L’objectif des organisateurs des JO-2024 à Paris est de dégager 468,6 millions de dollars d’économies sur le budget de 4,45 milliards initialement programmé. Photo AFP.
Les organisateurs des Jeux olympiques et paralympiques 2024 de Paris se réunissaient hier pour valider plusieurs changements de sites temporaires situés en Seine-Saint-Denis, en vue de dégager des économies rendues nécessaires notamment par la crise du Covid-19. Au menu du conseil d’administration du comité d’organisation Paris 2024 (COJO), qui réunit élus, État et mouvement sportif : la validation de pistes qui sont déjà rendues publiques, proposées, mais pas encore officiellement validées. Objectif : dégager 468,6 millions de dollars d’économies sur le budget de 4,45 milliards initialement programmé, pour ce qui est de la stricte organisation des 15 jours d’épreuves. L’idée pour les organisateurs est notamment de voir si des équipements déjà existants peuvent être utilisés à plein et d’éliminer des sites éphémères « coûteux ».
Compensations
Face aux protestations de certains élus, des compensations sont mises à jour. Ainsi, le département de la Seine-Saint-Denis (nord-est de Paris), qui devrait perdre des épreuves de natation, récupérerait celle d’escalade et un mur pérenne qui va avec. Une autre épreuve, le rugby à 7, qui devait se dérouler au stade Jean Bouin à Paris, va migrer au stade de France (Saint-Denis). La natation, épreuve reine des Jeux avec l’athlétisme, va être accueillie, sauf contrainte technique insurmontable, à la Paris La Défense Arena située à Nanterre (Hauts-de-Seine). Le bassin provisoire dédié devra ensuite rejoindre la Seine-Saint-Denis, au titre de « l’héritage », comme prévu initialement. De son côté, le président du comité d’organisation, Tony Estanguet, promet de ne « pas toucher à l’ADN » des JO et dément ceux qui pronostiquent de difficiles rentrées de sponsors. Il y a déjà 585,7 millions au compteur, sur les 1,3 milliard de dollars fixés, explique-t-il.

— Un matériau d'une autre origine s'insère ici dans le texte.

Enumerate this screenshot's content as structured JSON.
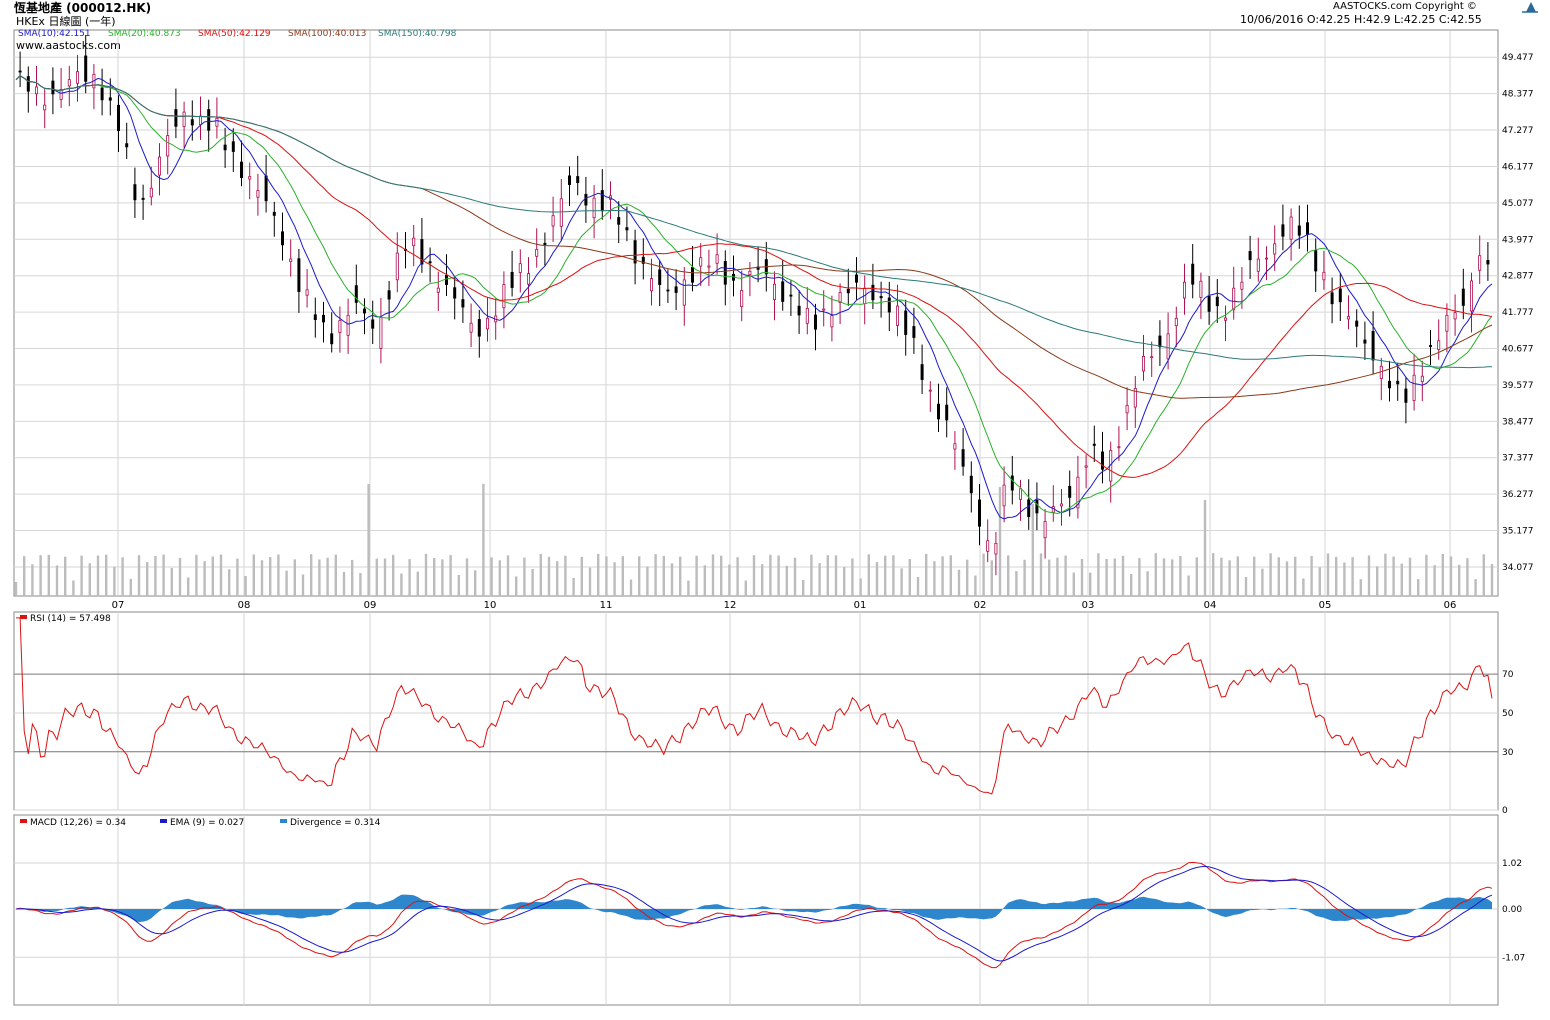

À Saint-Denis, la construction du Centre aquatique olympique (CAO), piscine destinée à rester pour recevoir le water-polo, la natation synchronisée et le plongeon, est maintenue. En réalité, les élus s’inquiètent surtout pour le village des médias, destiné à être transformé en 1 300 logements, sur la commune de Dugny dans la zone olympique autour du Bourget. L’idée est maintenant qu’il soit « phasé », selon plusieurs sources, et les élus souhaitent « sécuriser » la partie qui sera réalisée après 2024 et les équipements autour (école, crèche...).
Carte finale mi-décembre
Entre alors en jeu la Solideo (Société de livraison des ouvrages olympiques), chargée des équipements et aménagements pérennes. Les discussions vont bon train entre les élus, la délégation interministérielle aux Jeux olympiques, qui a un œil sur l’équilibre territorial, et fait le lien entre l’État, le Cojo, la Solideo, les collectivités territoriales, pour tout orchestrer. Aussi au menu hier : la réduction du nombre de stades pour les tournois olympiques de football de 8 à 7, le fait que le stade Pierre-Mauroy situé à Villeneuve d’Ascq puisse accueillir un sport collectif (basket, hand ou volley) ainsi que la reconfiguration du site de la Concorde. Cette emblématique place parisienne, qui doit recevoir les sports urbains, se voit délestée de l’escalade et va être reconfigurée.
Les économies liées aux sites vont rapporter 175,7 millions de dollars, dont 70,3 provenant du déplacement des épreuves de natation, selon des sources concordantes. D’autres économies seront faites sur d’autres postes, comme les transports, explique-t-on au comité d’organisation. La carte finale ne sera connue que mi-décembre et doit ensuite obtenir l’aval du CIO (Comité international olympique).